The bank had previously shut down 20 customer accounts after a whistleblower warned that its branch in Estonia, a small nation of 1.3 million in northeastern Europe, was being used in potential money laundering activities connected to Russia, The (U.K.) Guardian reported Feb. 26. The accounts were allegedly being used to move funds through British companies by members of Russian President Vladimir Putin's family and the spy agency, the Federal Security Service, or FSB.
"We believe material fines or legal costs could potentially emerge, especially if it turns out that Danske Bank was in fact not fully cooperative with or even misleading authorities," Simon Hagbart Madsen, a bank analyst at Jyske Bank, said in an email.
Another analyst who covers Nordic banks, speaking on condition of anonymity, said in an interview that a fine could not be ruled out, and that the bank's CEO Thomas Borgen could come under pressure to resign if it transpires that Danske Bank failed to respond properly to an internal whistleblower.
When contacted by S&P Global Market Intelligence, Danske Bank, Denmark's largest bank by assets, said it is in "constructive dialogue" with the Estonian authorities but could not comment on the details. Danske Bank did not respond to a request for clarification about the exact timing and nature of its own internal investigations following the closure of the accounts at its Estonian unit.

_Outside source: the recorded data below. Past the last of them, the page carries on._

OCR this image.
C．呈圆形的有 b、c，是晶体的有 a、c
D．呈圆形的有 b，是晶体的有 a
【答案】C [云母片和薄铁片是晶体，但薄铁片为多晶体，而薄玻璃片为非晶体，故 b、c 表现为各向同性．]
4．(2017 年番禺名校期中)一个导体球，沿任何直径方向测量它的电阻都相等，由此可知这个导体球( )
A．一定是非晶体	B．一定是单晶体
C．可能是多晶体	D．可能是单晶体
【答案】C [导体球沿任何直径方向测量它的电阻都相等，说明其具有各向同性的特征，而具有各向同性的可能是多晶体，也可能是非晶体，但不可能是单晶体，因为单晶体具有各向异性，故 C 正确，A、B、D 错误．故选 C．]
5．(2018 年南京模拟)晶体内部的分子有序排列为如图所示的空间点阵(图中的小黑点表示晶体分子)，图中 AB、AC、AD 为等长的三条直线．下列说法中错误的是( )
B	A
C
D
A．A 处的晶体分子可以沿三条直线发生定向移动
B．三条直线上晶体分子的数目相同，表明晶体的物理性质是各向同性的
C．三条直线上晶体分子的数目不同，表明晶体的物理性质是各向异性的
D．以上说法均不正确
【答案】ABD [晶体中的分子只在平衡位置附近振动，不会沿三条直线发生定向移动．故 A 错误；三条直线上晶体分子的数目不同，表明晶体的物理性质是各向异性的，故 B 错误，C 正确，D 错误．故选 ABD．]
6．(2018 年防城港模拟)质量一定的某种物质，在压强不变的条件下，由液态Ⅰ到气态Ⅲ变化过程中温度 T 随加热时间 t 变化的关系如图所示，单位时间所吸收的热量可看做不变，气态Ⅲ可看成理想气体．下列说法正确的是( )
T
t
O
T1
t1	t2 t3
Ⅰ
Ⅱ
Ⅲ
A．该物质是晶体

"We have launched a thorough investigation to get to the bottom of the events at that time in our Estonian branch," the bank's head of group compliance, Anders Meinert Jørgensen, said in an email. "We cannot comment [on] the matter further, until the investigation has finalized."
Money laundering controls
Other global banks have faced hefty penalties in recent years in connection with anti-money laundering processes. In 2017, Deutsche Bank AG was fined a combined $630 million by the U.K. and U.S. authorities for failure to prevent Russian money laundering, and for putting the U.K. in danger of financial crime. In 2012, HSBC Holdings Plc was hit with a $1.92 billion fine by U.S. authorities for failing to prevent money laundering related to Mexican drug money.
Danske Bank's share price dropped on Feb. 27, after news of the Estonian investigation broke, from a closing price of 250.1 Danish kroner on Feb. 26 to a daily low of 240.2 kroner on Feb. 27. The shares closed at 242.5 kroner on March 2.
The probe will not necessarily have undermined shareholders' trust in Danske Bank's management, but it will have "raised eyebrows," Leonhardt Pihl, CEO of the Danish Shareholders' Association, said in an email. He also did not rule out the possibility of Danish shareholders selling Danske Bank shares for ethical reasons over potential complicity in money laundering, but said much will depend on further clarification regarding what actually happened.
Shareholders have been promised "a full explanation" of events in Estonia, and if that is satisfactory, it is unlikely that any grudges will be held against Borgen, Pihl said. Investors have generally been impressed by the CEO's track record, and that of his management team. Borgen was brought in in 2013 after the bank's board ousted his predecessor Eivind Kolding, citing the need for a more experienced banker in the top job.
But if the report leaves too many questions unanswered, more "long-lasting damage" could be expected, Pihl said.
Some have a more critical view of Danske Bank's behavior. Jakob Dedenroth Bernhoft, an anti-money laundering expert and lawyer at Danish law firm Revisor Jura, said he saw the allegations of money laundering as a sign of "massive management failure" at the bank's Estonian business, and that the parent company seems not to have had sufficient control over the subsidiary.
"What is surprising is that Danske Bank Denmark was warned in 2013 that there were major problems in Danske Bank Estonia — both by the whistleblower [and] the bank's own internal audit," he said in an email, adding that the bank might have "underestimated" the scale of the problems.
French authorities previously placed Danske Bank under investigation in October 2017, relating to alleged money laundering over transfers of €15 million to France by its clients in Estonia between 2008 and 2011. However, the Tribunal de Grande Instance de Paris changed the bank's status in the probe to that of an "assisted witness" in early 2018.
Borgen told analysts during a February earnings call that Danske Bank was continuing with its own internal investigation despite the fact that the French authorities had closed their case, to make sure that it learned all the necessary lessons from the incident.